There is a popular revolt against the Iranian regime brewing in Iran today. I began these daily threads June 10th 2003. On that date Iranians once again began taking to the streets to express their desire for a regime change. Today in Iran, most want to replace the regime with a secular democracy.
The regime is working hard to keep the news about the protest movement in Iran from being reported. Unfortunately, the regime has successfully prohibited western news reporters from covering the demonstrations. The voices of discontent within Iran are sometime murdered, more often imprisoned. Still the people continue to take to the streets to demonstrate against the regime.
In support of this revolt, Iranians in America have been broadcasting news stories by satellite into Iran. This 21st century news link has greatly encouraged these protests. The regime has been attempting to jam the signals, and locate the satellite dishes. Still the people violate the law and listen to these broadcasts. Iranians also use the Internet and the regime attempts to block their access to news against the regime. In spite of this, many Iranians inside of Iran read these posts daily to keep informed of the events in their own country.
This daily thread contains nearly all of the English news reports on Iran. It is thorough. If you follow this thread you will witness, I believe, the transformation of a nation. This daily thread provides a central place where those interested in the events in Iran can find the best news and commentary. The news stories and commentary will from time to time include material from the regime itself. But if you read the post you will discover for yourself, the real story of what is occurring in Iran and its effects on the war on terror.
I am not of Iranian heritage. I am an American committed to supporting the efforts of those in Iran seeking to replace their government with a secular democracy. I am in contact with leaders of the Iranian community here in the United States and in Iran itself.
If you read the daily posts you will gain a better understanding of the US war on terrorism, the Middle East and why we need to support a change of regime in Iran. Feel free to ask your questions and post news stories you discover in the weeks to come.
If all goes well Iran will be free soon and I am convinced become a major ally in the war on terrorism. The regime will fall. Iran will be free. It is just a matter of time.
Iran sets up unit to recruit suicide bombers
By JOSEPH NASR
May. 28, 2004 17:42
The Iranian Intelligence services have established a special unit to recruit suicide bombers around the world and "dispatch them to Iraq, Palestine, and Lebanon," the pan-Arab newspaper al-Sharq al-Awsat reported Friday.
The head of "The Martyrs of the Resurrection of Worldwide Islam," which replaces a unit in the Revolutionary Guards known as the "department for the revolutionary freedom movements," has been assigned the task of registering the names of suicidal volunteers from all over the Arab and Islamic world.

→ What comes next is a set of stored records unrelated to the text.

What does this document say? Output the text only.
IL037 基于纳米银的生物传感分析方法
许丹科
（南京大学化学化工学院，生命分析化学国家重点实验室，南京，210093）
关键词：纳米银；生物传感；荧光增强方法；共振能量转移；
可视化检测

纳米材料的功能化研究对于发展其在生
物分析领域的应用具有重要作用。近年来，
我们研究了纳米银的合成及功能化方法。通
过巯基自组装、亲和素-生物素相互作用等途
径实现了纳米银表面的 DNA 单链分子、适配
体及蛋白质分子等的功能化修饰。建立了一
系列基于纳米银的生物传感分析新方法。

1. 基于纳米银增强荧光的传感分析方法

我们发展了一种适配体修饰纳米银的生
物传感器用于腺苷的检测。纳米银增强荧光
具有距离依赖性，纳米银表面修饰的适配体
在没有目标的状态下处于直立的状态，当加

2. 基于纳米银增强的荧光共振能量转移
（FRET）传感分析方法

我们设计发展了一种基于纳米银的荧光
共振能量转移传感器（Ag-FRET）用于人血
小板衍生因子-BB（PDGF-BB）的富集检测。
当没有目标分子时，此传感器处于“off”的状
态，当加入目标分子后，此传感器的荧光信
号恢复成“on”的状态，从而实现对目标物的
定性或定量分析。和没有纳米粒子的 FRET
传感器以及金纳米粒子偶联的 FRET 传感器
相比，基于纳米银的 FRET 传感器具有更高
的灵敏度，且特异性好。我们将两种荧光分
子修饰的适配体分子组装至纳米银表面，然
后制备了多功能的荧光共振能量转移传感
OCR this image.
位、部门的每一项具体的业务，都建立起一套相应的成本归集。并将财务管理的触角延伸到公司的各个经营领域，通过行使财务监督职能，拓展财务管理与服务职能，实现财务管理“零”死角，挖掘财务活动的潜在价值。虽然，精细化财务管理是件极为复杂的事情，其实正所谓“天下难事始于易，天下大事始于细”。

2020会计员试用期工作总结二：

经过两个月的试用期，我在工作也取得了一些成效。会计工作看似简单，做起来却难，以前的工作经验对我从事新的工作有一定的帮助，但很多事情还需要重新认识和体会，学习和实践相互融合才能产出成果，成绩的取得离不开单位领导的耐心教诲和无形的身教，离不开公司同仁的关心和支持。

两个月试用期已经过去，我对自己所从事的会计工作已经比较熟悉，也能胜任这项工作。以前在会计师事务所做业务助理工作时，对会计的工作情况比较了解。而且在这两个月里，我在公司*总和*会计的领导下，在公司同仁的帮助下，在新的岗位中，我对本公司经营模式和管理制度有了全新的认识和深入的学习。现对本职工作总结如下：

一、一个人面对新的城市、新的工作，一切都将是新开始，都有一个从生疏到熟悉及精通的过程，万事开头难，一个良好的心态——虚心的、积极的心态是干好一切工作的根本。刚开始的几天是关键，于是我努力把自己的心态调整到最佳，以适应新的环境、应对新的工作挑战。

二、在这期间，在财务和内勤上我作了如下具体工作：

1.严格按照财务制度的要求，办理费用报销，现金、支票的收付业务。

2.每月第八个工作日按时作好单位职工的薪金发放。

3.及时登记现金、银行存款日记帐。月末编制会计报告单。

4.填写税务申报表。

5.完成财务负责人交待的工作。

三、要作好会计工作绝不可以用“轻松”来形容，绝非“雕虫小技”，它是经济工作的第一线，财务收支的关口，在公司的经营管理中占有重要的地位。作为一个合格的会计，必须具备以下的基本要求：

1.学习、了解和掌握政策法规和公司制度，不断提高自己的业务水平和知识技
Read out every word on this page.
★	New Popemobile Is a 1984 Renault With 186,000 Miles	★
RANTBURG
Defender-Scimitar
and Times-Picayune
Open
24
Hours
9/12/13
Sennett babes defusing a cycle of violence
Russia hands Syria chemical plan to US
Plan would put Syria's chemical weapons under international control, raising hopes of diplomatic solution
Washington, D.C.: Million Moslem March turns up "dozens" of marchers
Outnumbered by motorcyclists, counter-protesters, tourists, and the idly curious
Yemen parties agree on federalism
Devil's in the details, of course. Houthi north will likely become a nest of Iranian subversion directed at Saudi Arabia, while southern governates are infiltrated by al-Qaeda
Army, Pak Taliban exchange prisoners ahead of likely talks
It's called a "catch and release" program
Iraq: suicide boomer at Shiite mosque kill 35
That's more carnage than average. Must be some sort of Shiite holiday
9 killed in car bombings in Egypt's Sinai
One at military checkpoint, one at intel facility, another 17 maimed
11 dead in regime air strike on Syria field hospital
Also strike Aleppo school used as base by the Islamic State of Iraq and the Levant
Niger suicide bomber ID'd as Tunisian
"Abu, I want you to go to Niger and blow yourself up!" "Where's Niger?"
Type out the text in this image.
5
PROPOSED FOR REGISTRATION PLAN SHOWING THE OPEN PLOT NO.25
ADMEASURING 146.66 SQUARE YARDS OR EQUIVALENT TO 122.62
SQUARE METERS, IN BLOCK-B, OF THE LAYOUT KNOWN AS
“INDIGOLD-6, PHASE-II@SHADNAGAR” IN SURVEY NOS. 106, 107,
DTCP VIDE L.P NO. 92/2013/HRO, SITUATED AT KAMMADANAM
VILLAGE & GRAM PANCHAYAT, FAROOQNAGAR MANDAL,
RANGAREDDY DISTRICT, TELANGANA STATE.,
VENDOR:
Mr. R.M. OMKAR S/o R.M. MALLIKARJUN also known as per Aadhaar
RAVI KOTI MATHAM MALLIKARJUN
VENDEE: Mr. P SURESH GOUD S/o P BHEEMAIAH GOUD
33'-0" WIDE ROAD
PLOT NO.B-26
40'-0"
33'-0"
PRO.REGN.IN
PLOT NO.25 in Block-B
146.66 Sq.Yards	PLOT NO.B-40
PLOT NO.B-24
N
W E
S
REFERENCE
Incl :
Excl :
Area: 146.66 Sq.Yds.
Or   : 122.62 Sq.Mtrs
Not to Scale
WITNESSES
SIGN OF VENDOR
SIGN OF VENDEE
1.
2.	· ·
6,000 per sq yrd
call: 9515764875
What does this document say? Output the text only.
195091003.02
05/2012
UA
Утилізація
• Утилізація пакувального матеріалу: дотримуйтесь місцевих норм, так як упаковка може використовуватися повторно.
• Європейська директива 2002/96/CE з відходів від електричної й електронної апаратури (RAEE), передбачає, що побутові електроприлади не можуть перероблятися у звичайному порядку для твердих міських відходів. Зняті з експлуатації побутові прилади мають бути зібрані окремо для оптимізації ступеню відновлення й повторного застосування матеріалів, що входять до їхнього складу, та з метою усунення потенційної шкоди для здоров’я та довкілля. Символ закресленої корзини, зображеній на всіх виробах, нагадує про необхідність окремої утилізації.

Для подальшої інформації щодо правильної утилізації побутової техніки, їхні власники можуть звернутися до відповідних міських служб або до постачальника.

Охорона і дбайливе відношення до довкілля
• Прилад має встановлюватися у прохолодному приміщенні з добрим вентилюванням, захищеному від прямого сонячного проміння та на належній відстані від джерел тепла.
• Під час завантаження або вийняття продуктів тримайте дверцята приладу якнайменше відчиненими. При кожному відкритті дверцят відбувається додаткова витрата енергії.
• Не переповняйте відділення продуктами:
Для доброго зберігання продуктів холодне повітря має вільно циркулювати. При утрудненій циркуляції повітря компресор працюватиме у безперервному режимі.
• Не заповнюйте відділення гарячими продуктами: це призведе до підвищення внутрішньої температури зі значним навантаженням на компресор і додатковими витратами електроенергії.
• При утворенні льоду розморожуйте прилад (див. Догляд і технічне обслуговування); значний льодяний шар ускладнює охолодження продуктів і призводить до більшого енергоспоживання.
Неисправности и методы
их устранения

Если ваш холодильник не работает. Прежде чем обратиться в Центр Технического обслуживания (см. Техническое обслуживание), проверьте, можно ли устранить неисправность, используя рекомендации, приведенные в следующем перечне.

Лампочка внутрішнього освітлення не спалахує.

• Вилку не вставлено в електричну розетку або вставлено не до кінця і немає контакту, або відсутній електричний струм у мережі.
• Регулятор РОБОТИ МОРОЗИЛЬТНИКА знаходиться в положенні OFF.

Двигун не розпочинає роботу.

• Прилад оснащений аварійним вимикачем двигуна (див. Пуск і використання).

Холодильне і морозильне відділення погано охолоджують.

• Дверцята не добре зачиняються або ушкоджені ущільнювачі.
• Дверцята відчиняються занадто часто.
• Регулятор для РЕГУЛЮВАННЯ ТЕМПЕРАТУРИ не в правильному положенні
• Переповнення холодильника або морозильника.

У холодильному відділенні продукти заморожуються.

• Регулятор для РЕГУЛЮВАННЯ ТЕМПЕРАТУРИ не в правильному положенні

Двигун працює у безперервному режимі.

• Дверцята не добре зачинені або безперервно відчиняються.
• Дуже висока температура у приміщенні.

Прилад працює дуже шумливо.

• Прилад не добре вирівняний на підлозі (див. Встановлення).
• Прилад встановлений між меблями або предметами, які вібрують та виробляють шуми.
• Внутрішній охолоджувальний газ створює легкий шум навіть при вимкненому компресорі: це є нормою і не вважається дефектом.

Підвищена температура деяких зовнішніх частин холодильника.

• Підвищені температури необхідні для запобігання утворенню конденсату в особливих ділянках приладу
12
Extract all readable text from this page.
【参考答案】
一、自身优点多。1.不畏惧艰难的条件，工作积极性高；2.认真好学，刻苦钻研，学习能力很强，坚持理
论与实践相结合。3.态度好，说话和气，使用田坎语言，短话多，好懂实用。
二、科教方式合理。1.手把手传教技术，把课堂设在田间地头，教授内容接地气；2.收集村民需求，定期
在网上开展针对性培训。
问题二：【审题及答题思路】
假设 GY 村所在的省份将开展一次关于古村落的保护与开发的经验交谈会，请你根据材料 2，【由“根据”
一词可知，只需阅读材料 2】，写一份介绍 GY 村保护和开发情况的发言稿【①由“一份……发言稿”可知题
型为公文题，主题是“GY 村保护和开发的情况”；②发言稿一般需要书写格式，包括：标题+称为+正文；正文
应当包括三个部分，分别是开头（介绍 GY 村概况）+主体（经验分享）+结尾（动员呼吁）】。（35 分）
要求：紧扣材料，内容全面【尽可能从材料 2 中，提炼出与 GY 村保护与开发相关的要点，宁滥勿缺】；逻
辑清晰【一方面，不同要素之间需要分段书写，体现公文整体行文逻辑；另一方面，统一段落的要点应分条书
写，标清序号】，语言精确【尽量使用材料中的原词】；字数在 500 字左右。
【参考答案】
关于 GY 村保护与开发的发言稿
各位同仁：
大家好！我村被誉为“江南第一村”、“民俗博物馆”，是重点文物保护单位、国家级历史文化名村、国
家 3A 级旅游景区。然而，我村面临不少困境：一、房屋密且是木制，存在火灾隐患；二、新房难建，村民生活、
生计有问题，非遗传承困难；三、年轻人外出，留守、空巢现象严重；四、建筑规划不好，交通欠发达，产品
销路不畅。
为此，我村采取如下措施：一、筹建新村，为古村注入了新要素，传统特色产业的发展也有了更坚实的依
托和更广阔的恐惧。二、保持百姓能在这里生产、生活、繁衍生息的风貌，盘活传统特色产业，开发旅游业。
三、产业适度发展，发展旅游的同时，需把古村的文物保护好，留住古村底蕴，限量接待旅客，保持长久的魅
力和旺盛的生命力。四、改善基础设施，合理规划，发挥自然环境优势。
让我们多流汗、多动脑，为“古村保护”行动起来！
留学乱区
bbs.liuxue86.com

According to al-Sharq al-Awsat, the unit has been set up by Iranian extremists who oppose President Khatami's "liberal" policy, which calls for dialogue with Western countries like the United States and Britain.
In a tape-recorded message obtained by al-Sharq al-Awsat, the unit's commander vows to liberate Iraq and the rest of the Islamic world from foreign occupation.
MANY KILLED IN IRAN QUAKE
A strong earthquake has killed at least 25 people in northern Iran, less than six months after a devastating tremor virtually levelled the city of Bam.
The quake struck about 5pm local time, and was believed to be around 6.1 on the Richter scale.
The epicentre was in the Mazandaran province town of Baladeh, around 70b kilometres north of Tehran, and reportedly caused major damage to at least 80 villages in one of the worst-hit regions.
Around 150 others were believed injured in the rural and mountainous area, according to an official spokesman for the Mazandaran provincial government.
"Most people were killed on the road by landslides caused by the earthquake," said the spokesman.
The quake also affected several settlements in Ghazvine province, killing two and wounding four.
Around 30 homes were reportedly destroyed.
In December a massive quake measuring 6.7 hit the south-eastern Iranian city of Bam, killing an estimated 26,000 people.
Iran lies on a major seismic fault line and quakes are common.
In the past century Iran has suffered around 20 major quakes, leaving more than 140,000 dead.
Bassijis Clash With Police Outside British Embassy in Iran
May 28, 2004, 23:08
Bassijis demonstrators clashed violently with security forces Friday as they again tried to storm the British embassy in Tehran.
Riot police made several baton charges to push back a crowd of 200-300 bassji protestors trying to push their way towards the main gate of the embassy compound. Several demonstrators were hurt, while the crowd threw stones and firecrackers at the embassy.
It was the sixth such demonstration against the British embassy in 11 days in protest at the actions of the U.S.-led coalition in Iraq, in which Britain is a key component. The demonstrators, mainly young fanatic Islamists, are particularly incensed by reports of the profanation of Shiite holy sites in Iraq by coalition forces.
FREE IRAN NOW!
Iran's Nuclear Program Reaches Critical Juncture
The country's evident pursuit of an atomic bomb tests a new, more aggressive IAEA
Why would Iran, a country that has some of the world's largest reserves of fossil fuels, need an extensive, multibillion-dollar program of nuclear development? Since the prerevolutionary years of the Shah, the determination of this country to build nuclear power plants has aroused wide suspicion.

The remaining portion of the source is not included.